As you can see in the GitHub issue you cite, other Windows compilers
reportedly default to PIE. The argument was that Go on Windows should
act like other compilers on Windows.

> 2. Is pie useful now even in go? (the first thread is from 2012-2014)

PIE makes certain kinds of attacks on programs significantly more
difficult. Those attacks must first find a bug in the program,
typically an overflow of a buffer stored on the stack, which lets the
attacker modify the stack in some way. If such a bug exists, using
PIE makes it harder to exploit the bug. In Go it is very hard to
write a program that contains such a bug, much much harder than it is
in C. Therefore, I would say that PIE is much less important for Go
than it is for C. But it is possible with a fair amount of work to
write a Go program that contains such a bug. And Go programs can call
C code, and it might be useful to use PIE to make it harder to exploit
any bugs in that C code. So PIE is not completely useless for Go.

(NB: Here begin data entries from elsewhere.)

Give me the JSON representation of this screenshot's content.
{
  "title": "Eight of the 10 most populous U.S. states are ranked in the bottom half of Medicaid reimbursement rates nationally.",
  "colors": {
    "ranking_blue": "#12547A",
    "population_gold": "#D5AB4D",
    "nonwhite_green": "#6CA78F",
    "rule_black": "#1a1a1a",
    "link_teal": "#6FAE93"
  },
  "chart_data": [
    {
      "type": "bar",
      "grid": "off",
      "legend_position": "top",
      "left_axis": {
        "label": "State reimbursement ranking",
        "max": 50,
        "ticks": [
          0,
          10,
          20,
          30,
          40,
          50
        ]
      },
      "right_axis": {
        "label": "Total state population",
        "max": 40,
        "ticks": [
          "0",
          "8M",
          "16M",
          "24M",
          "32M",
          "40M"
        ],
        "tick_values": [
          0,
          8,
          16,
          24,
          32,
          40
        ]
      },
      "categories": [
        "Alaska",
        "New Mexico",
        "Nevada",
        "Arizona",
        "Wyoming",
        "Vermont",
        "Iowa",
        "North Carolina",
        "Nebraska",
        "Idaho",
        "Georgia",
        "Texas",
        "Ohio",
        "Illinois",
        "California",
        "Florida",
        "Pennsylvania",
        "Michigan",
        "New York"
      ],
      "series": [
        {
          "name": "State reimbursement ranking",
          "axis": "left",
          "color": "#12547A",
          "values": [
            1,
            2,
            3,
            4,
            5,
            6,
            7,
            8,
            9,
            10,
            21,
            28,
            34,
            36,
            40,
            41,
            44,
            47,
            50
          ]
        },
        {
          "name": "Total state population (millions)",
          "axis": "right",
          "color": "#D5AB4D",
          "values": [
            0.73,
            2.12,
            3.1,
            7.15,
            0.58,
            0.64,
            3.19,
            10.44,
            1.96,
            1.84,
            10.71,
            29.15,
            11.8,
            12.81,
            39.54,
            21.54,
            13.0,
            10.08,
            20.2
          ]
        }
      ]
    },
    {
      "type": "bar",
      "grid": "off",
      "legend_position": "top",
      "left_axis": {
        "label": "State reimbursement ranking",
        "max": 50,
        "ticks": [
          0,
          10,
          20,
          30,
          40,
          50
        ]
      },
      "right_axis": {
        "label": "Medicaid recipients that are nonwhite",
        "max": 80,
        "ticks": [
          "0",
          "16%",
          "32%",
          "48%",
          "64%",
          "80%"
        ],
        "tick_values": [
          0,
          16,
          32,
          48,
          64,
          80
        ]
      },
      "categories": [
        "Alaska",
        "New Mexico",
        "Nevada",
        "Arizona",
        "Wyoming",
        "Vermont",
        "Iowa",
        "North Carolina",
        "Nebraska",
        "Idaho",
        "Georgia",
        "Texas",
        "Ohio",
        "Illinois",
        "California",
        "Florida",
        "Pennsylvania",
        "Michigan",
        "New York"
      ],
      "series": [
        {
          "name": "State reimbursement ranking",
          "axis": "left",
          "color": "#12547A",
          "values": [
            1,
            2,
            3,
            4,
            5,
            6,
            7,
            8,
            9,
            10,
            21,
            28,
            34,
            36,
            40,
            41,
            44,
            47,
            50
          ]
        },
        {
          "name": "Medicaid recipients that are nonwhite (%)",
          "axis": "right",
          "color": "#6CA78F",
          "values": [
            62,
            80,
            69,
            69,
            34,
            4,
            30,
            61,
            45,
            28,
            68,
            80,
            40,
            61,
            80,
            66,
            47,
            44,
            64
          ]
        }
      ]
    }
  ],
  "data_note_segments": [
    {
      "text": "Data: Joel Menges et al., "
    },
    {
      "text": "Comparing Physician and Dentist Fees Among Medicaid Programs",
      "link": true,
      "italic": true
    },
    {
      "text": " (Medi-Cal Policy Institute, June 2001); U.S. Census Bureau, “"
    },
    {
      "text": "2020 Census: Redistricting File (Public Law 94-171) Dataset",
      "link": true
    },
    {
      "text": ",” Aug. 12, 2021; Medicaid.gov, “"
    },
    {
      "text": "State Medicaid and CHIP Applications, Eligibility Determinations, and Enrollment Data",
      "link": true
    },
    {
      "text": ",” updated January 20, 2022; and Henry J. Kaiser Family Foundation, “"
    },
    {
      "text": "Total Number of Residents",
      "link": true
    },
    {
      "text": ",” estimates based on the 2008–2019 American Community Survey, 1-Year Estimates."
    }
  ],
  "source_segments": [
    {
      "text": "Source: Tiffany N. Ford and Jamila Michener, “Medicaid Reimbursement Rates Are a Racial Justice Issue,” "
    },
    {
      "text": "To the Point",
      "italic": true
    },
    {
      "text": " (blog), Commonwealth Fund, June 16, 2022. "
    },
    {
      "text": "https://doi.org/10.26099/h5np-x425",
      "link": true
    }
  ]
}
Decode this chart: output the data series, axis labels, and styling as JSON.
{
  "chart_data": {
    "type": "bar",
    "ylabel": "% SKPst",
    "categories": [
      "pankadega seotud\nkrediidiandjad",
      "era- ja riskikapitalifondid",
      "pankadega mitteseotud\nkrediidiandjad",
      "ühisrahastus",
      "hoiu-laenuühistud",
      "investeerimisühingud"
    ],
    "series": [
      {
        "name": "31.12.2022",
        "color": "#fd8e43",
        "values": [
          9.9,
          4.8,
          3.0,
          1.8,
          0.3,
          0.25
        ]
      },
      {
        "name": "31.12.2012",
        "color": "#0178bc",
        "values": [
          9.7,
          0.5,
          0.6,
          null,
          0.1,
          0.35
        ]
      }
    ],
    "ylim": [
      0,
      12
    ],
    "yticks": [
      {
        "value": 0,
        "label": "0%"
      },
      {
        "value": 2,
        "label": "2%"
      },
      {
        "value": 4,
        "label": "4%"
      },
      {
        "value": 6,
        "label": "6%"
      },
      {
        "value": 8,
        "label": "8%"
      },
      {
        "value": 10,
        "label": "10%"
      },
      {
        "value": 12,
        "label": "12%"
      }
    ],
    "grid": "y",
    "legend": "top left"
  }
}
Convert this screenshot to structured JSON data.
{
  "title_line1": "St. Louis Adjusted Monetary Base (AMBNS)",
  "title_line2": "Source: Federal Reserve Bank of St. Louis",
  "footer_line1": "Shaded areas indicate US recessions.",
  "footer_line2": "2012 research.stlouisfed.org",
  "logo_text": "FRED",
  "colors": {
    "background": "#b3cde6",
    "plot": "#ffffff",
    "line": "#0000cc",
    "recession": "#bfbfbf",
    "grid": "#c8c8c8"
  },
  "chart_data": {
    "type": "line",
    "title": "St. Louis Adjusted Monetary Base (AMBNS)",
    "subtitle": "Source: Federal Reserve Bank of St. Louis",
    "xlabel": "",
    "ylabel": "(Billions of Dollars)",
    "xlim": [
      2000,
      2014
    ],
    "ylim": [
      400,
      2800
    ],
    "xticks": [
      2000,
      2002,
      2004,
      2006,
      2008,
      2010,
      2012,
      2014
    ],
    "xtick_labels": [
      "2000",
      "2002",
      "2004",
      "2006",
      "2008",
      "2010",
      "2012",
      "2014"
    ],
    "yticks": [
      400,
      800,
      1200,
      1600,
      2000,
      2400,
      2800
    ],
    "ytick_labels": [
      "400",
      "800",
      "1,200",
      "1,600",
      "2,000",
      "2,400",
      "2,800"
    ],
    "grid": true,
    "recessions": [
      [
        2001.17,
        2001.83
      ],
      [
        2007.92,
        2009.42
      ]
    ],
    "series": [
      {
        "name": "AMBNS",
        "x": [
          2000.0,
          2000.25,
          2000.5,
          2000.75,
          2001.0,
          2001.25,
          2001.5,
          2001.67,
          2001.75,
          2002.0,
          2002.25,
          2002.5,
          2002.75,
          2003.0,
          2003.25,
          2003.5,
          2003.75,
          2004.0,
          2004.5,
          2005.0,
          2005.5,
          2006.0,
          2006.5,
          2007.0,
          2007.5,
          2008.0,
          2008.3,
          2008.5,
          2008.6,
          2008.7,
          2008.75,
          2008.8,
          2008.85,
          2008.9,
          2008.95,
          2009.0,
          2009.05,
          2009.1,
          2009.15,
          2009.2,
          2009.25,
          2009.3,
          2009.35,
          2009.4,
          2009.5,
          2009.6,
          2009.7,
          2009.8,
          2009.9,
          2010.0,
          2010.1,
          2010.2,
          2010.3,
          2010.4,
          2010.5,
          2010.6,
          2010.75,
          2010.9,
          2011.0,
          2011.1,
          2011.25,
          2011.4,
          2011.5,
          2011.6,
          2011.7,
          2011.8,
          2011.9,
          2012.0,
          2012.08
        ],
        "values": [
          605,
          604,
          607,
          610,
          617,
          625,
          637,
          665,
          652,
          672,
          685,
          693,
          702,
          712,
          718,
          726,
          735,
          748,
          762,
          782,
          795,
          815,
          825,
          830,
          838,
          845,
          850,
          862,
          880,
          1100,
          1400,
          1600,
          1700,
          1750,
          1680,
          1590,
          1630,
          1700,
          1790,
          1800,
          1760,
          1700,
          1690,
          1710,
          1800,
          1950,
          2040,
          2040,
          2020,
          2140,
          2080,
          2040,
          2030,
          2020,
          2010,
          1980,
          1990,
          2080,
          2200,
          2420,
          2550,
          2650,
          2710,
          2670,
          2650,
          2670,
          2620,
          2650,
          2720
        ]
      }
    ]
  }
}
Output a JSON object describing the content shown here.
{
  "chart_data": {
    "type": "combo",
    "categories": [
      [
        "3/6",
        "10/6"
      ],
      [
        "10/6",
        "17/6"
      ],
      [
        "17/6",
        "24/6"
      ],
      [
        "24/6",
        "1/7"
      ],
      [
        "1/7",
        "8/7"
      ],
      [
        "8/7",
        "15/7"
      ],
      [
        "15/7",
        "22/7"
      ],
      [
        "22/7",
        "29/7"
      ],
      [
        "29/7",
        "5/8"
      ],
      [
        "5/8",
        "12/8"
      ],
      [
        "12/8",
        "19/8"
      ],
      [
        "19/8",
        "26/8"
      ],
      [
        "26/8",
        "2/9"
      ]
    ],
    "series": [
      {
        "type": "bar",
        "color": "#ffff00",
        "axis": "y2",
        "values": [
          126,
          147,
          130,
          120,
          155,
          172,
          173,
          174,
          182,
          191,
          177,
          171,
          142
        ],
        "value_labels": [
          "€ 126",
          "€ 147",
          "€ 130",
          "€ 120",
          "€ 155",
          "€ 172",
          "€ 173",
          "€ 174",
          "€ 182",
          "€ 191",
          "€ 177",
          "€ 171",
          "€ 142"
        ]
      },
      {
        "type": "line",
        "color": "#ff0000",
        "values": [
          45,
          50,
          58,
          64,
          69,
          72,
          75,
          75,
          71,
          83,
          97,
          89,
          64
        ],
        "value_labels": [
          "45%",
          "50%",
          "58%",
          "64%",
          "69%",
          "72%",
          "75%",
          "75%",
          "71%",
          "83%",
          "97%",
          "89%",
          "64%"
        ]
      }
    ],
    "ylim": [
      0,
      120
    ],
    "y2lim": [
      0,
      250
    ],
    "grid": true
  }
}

> 3. Quote from https://github.com/golang/go/issues/35192#issuecomment-548028186 :
>
> > The bug says ASLR but really this is just about making a position-independent binary. There are other reasons to have one of those besides ASLR.
>
> what are those reasons?

PIE can be useful for systems like the memory sanitizer
(https://github.com/google/sanitizers/wiki/MemorySanitizer) which need
to allocate large amounts of memory, and need to know that the program
can avoid the memory addresses that MSan wants.